Diciembre es uno de los meses con mayor movilidad en las carreteras del país. Las celebraciones, viajes familiares, compras de última hora y compromisos laborales elevan de forma significativa el flujo vehicular. Este incremento coincide con condiciones físicas y emocionales que disminuyen la capacidad de los conductores: cansancio acumulado, largas jornadas y consumo de alcohol durante reuniones sociales.
El resultado es una combinación riesgosa que incrementa la probabilidad de siniestros y pone en peligro tanto a conductores como a peatones y pasajeros.
Riesgos incrementados en diciembre: una triple amenaza
Los datos oficiales respaldan la alerta.
Según el Instituto Nacional de Estadística y Censos (INEC), solo en el primer trimestre de 2025 se registraron:
- 4.759 siniestros de tránsito
- 565 fallecidos
- Más de 4.000 lesionados
La Agencia Nacional de Tránsito (ANT) identifica como principales causas:
- La fatiga
- El consumo de alcohol
- Las distracciones, especialmente el uso del celular
El uso del celular al conducir representa alrededor del 23% de los siniestros anuales. El alcohol y el agotamiento continúan siendo detonantes en miles de accidentes cada año.
La importancia de pequeñas decisiones
Para María Augusta Lucio, Gerente de Desarrollo de Negocio de Seguros Alianza, la conducción responsable inicia con decisiones simples que pueden salvar vidas. Recomendaciones clave:
- No conducir si se ha ingerido alcohol.
Utilizar un conductor designado o transporte alternativo. - Dormir bien antes de viajar.
Una sola noche sin descanso adecuado puede duplicar el riesgo de accidente. - Evitar jornadas maratónicas.
Hacer pausas cada dos horas, hidratarse y alternar la conducción. - Reducir distracciones.
Evitar manipular el celular, comer o maquillarse mientras se conduce. - Revisar el vehículo antes del viaje.
Frenos, luces, llantas, cinturones y niveles deben estar en óptimas condiciones. - Planificar rutas y horarios.

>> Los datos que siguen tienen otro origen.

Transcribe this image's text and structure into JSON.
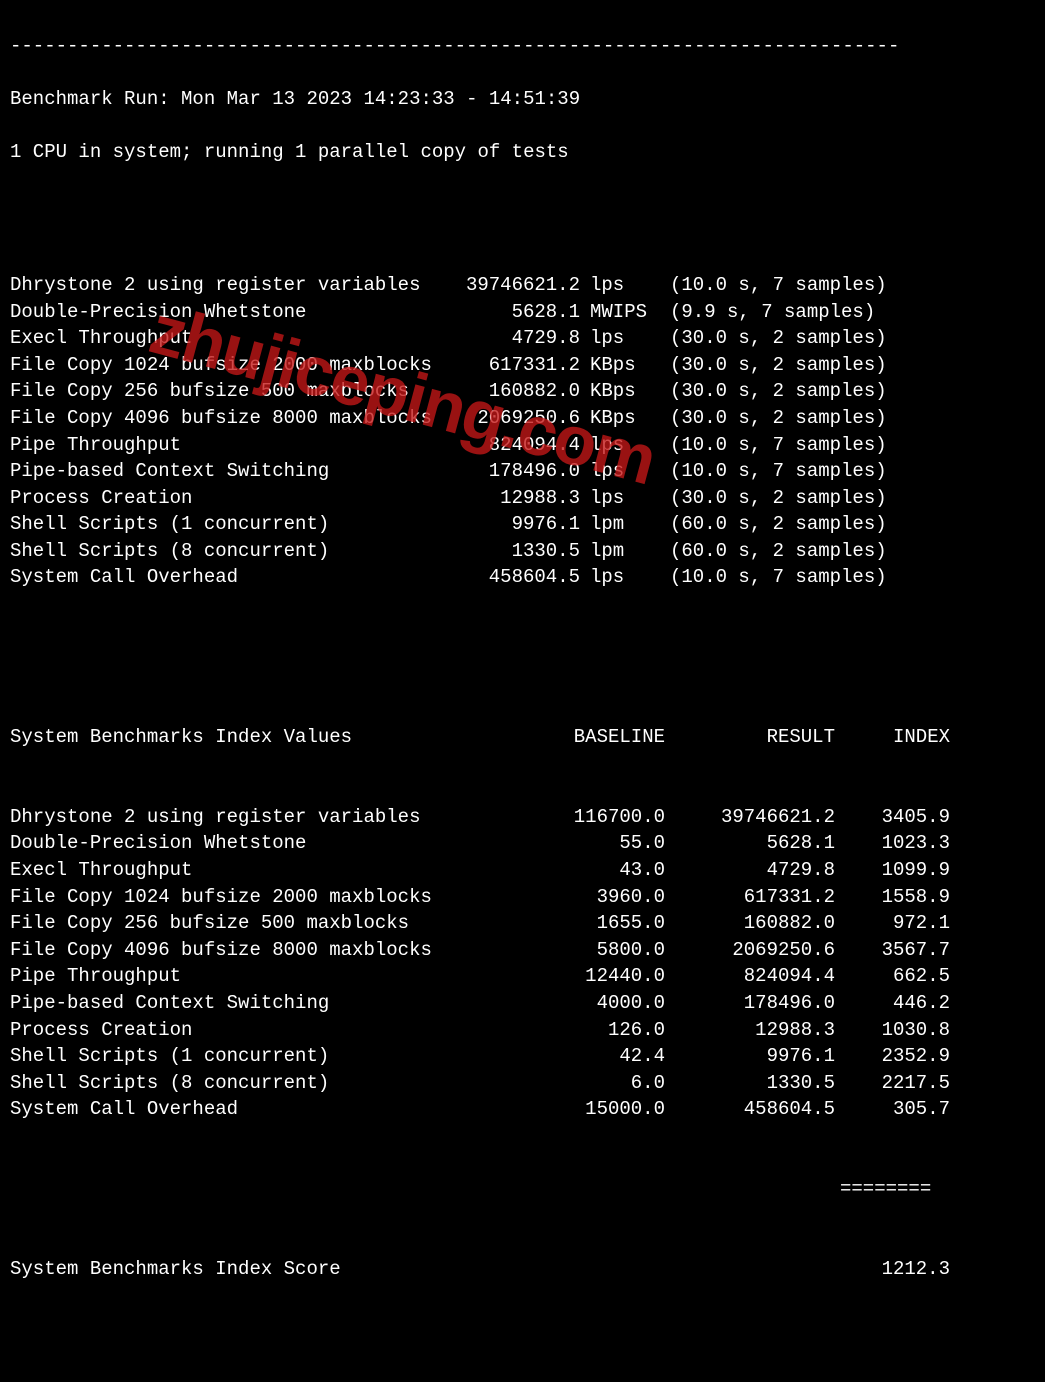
{
  "dashes": "------------------------------------------------------------------------------",
  "header": {
    "run_line": "Benchmark Run: Mon Mar 13 2023 14:23:33 - 14:51:39",
    "cpu_line": "1 CPU in system; running 1 parallel copy of tests"
  },
  "tests": [
    {
      "name": "Dhrystone 2 using register variables",
      "value": "39746621.2",
      "unit": "lps",
      "dur": "(10.0 s, 7 samples)"
    },
    {
      "name": "Double-Precision Whetstone",
      "value": "5628.1",
      "unit": "MWIPS",
      "dur": "(9.9 s, 7 samples)"
    },
    {
      "name": "Execl Throughput",
      "value": "4729.8",
      "unit": "lps",
      "dur": "(30.0 s, 2 samples)"
    },
    {
      "name": "File Copy 1024 bufsize 2000 maxblocks",
      "value": "617331.2",
      "unit": "KBps",
      "dur": "(30.0 s, 2 samples)"
    },
    {
      "name": "File Copy 256 bufsize 500 maxblocks",
      "value": "160882.0",
      "unit": "KBps",
      "dur": "(30.0 s, 2 samples)"
    },
    {
      "name": "File Copy 4096 bufsize 8000 maxblocks",
      "value": "2069250.6",
      "unit": "KBps",
      "dur": "(30.0 s, 2 samples)"
    },
    {
      "name": "Pipe Throughput",
      "value": "824094.4",
      "unit": "lps",
      "dur": "(10.0 s, 7 samples)"
    },
    {
      "name": "Pipe-based Context Switching",
      "value": "178496.0",
      "unit": "lps",
      "dur": "(10.0 s, 7 samples)"
    },
    {
      "name": "Process Creation",
      "value": "12988.3",
      "unit": "lps",
      "dur": "(30.0 s, 2 samples)"
    },
    {
      "name": "Shell Scripts (1 concurrent)",
      "value": "9976.1",
      "unit": "lpm",
      "dur": "(60.0 s, 2 samples)"
    },
    {
      "name": "Shell Scripts (8 concurrent)",
      "value": "1330.5",
      "unit": "lpm",
      "dur": "(60.0 s, 2 samples)"
    },
    {
      "name": "System Call Overhead",
      "value": "458604.5",
      "unit": "lps",
      "dur": "(10.0 s, 7 samples)"
    }
  ],
  "index_header": {
    "name": "System Benchmarks Index Values",
    "baseline": "BASELINE",
    "result": "RESULT",
    "index": "INDEX"
  },
  "index": [
    {
      "name": "Dhrystone 2 using register variables",
      "baseline": "116700.0",
      "result": "39746621.2",
      "index": "3405.9"
    },
    {
      "name": "Double-Precision Whetstone",
      "baseline": "55.0",
      "result": "5628.1",
      "index": "1023.3"
    },
    {
      "name": "Execl Throughput",
      "baseline": "43.0",
      "result": "4729.8",
      "index": "1099.9"
    },
    {
      "name": "File Copy 1024 bufsize 2000 maxblocks",
      "baseline": "3960.0",
      "result": "617331.2",
      "index": "1558.9"
    },
    {
      "name": "File Copy 256 bufsize 500 maxblocks",
      "baseline": "1655.0",
      "result": "160882.0",
      "index": "972.1"
    },
    {
      "name": "File Copy 4096 bufsize 8000 maxblocks",
      "baseline": "5800.0",
      "result": "2069250.6",
      "index": "3567.7"
    },
    {
      "name": "Pipe Throughput",
      "baseline": "12440.0",
      "result": "824094.4",
      "index": "662.5"
    },
    {
      "name": "Pipe-based Context Switching",
      "baseline": "4000.0",
      "result": "178496.0",
      "index": "446.2"
    },
    {
      "name": "Process Creation",
      "baseline": "126.0",
      "result": "12988.3",
      "index": "1030.8"
    },
    {
      "name": "Shell Scripts (1 concurrent)",
      "baseline": "42.4",
      "result": "9976.1",
      "index": "2352.9"
    },
    {
      "name": "Shell Scripts (8 concurrent)",
      "baseline": "6.0",
      "result": "1330.5",
      "index": "2217.5"
    },
    {
      "name": "System Call Overhead",
      "baseline": "15000.0",
      "result": "458604.5",
      "index": "305.7"
    }
  ],
  "eqline": "========",
  "score": {
    "name": "System Benchmarks Index Score",
    "value": "1212.3"
  },
  "watermark": "zhujiceping.com"
}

Evitar horas con alto flujo vehicular y viajes nocturnos.
Cita del vocero
“Durante diciembre, observamos una confluencia de factores de riesgo que alteran significativamente la capacidad de respuesta de los conductores: el alcohol ralentiza la toma de decisiones, la fatiga reduce el tiempo de reacción y las jornadas prolongadas elevan el nivel de distracción. Cuando estos elementos coinciden, el riesgo de siniestros se multiplica. Es fundamental que los conductores prioricen su condición física y emocional antes de ponerse frente al volante. Conducir bajo estos estados compromete no solo su vida, sino la de todos quienes comparten la vía”,
señala María Augusta Lucio, Gerente de Desarrollo de Negocio de Seguros Alianza.
El rol de la prevención y del seguro
Además de una conducta vial responsable, contar con un seguro vehicular y de responsabilidad civil es vital ante cualquier eventualidad. Una póliza activa permite:
- Acceso a atención médica inmediata
- Asistencia legal
- Reparación o recuperación del vehículo siniestrado
La temporada de fin de año es un recordatorio de que la seguridad vial depende de decisiones individuales que, colectivamente, construyen una cultura de prevención.